Labour attempted to boost schools' commercial activities by giving them new powers to band together to form companies in last year's Education Act.
Joe Hallgarten, associate director in education at the IPPR, likened the education economy to a leaky bucket with money flowing through it.
If just a small amount of the extra cash promised to schools was retained in the system it "could make a significant difference to education funding," he said.
"We have nothing to fear from the school-to-school market. For all the talk of 'earned autonomy', the best way to liberate yourself from central control is to find alternative, additional income streams," Mr Hallgarten said.
Currently only a few schools are making money through selling services.
A company run by former staff at Varndean school in Brighton sells software and after-sales support to schools and colleges.

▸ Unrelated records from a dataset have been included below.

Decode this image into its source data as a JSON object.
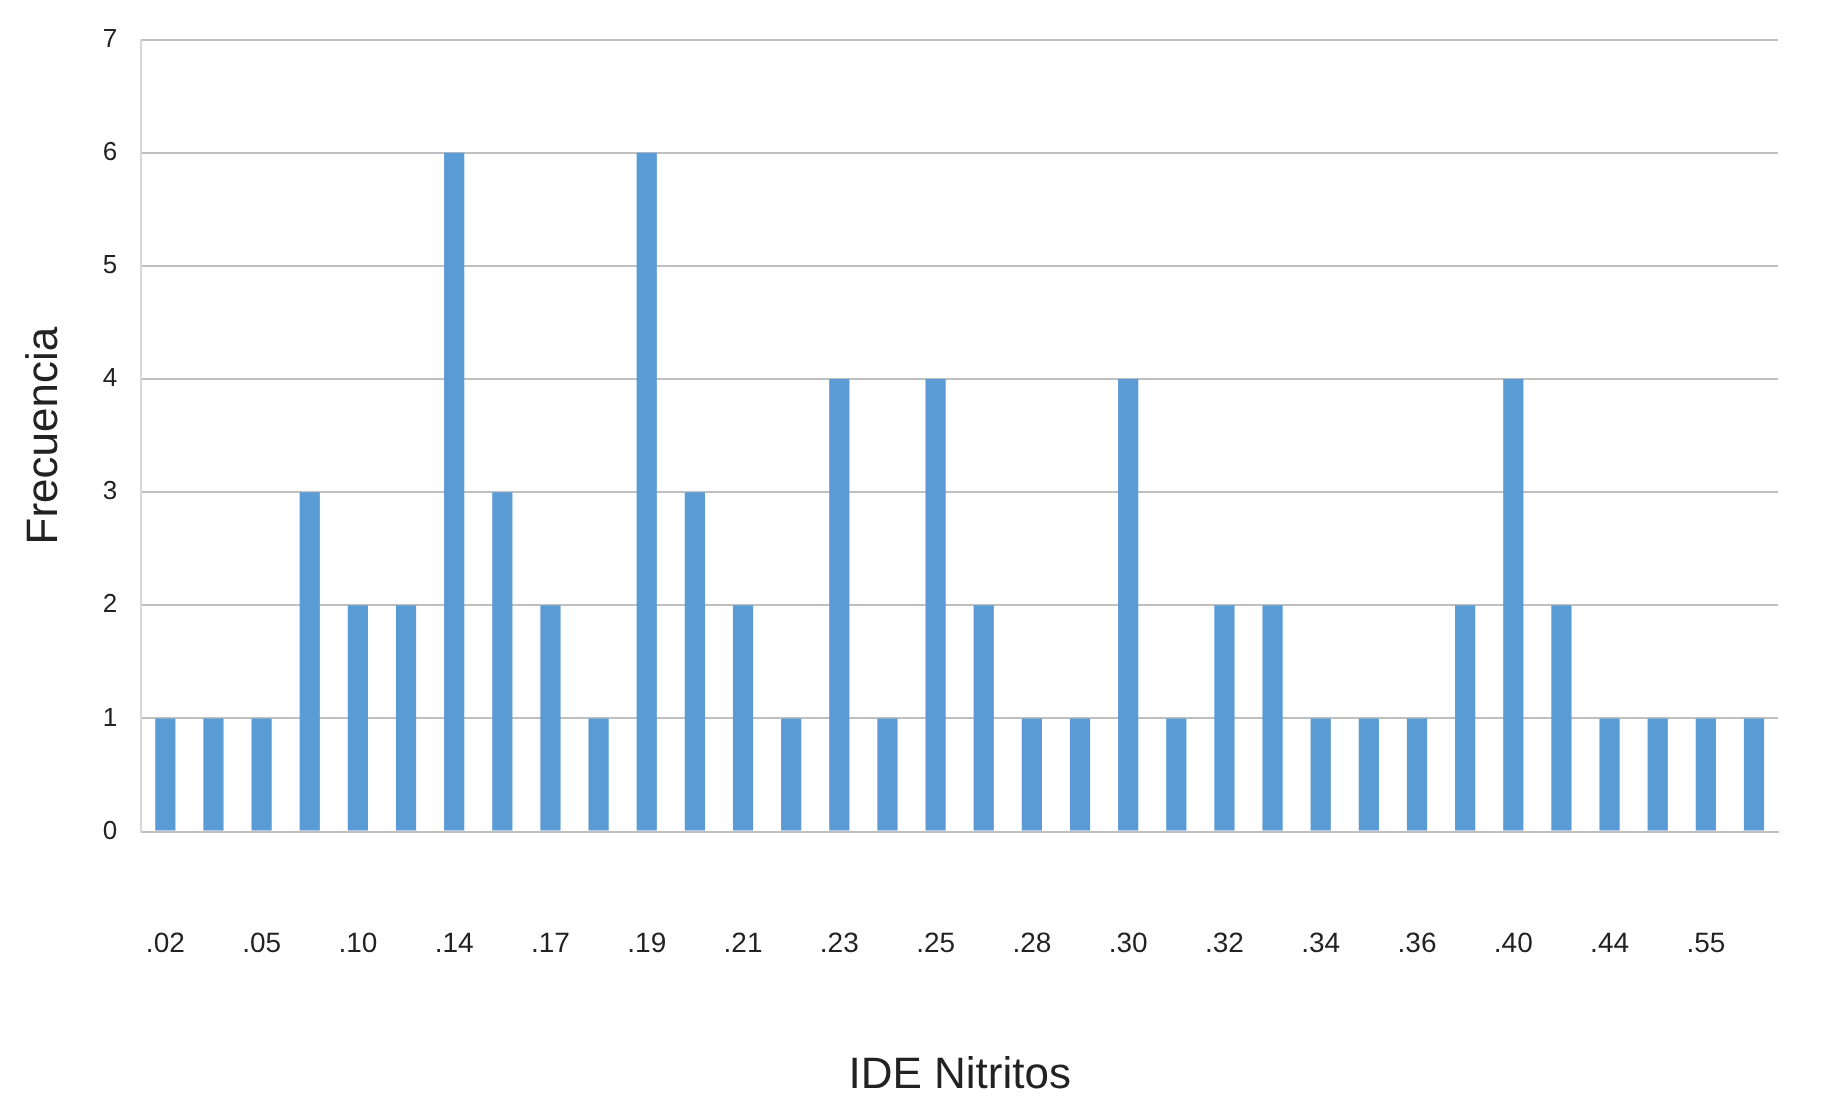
{
  "chart_data": {
    "type": "bar",
    "xlabel": "IDE Nitritos",
    "ylabel": "Frecuencia",
    "categories": [
      ".02",
      null,
      ".05",
      null,
      ".10",
      null,
      ".14",
      null,
      ".17",
      null,
      ".19",
      null,
      ".21",
      null,
      ".23",
      null,
      ".25",
      null,
      ".28",
      null,
      ".30",
      null,
      ".32",
      null,
      ".34",
      null,
      ".36",
      null,
      ".40",
      null,
      ".44",
      null,
      ".55",
      null
    ],
    "values": [
      1,
      1,
      1,
      3,
      2,
      2,
      6,
      3,
      2,
      1,
      6,
      3,
      2,
      1,
      4,
      1,
      4,
      2,
      1,
      1,
      4,
      1,
      2,
      2,
      1,
      1,
      1,
      2,
      4,
      2,
      1,
      1,
      1,
      1
    ],
    "color": "#5b9bd5",
    "ylim": [
      0,
      7
    ],
    "yticks": [
      0,
      1,
      2,
      3,
      4,
      5,
      6,
      7
    ],
    "grid": "y",
    "legend": false
  }
}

The profits, which totalled pound;400,000 in its first year, are shared with the school and other Brighton schools get the software for free.
Critics of market involvement claim that children's education could be damaged if a company run by a school ran into trouble and that the profit motive works against increased collaboration between schools.
Thomas Telford city technology college is praised by the IPPR for its information technology curriculum package which has made an estimated pound;4 million. But other specialist schools are privately critical of the Shropshire college.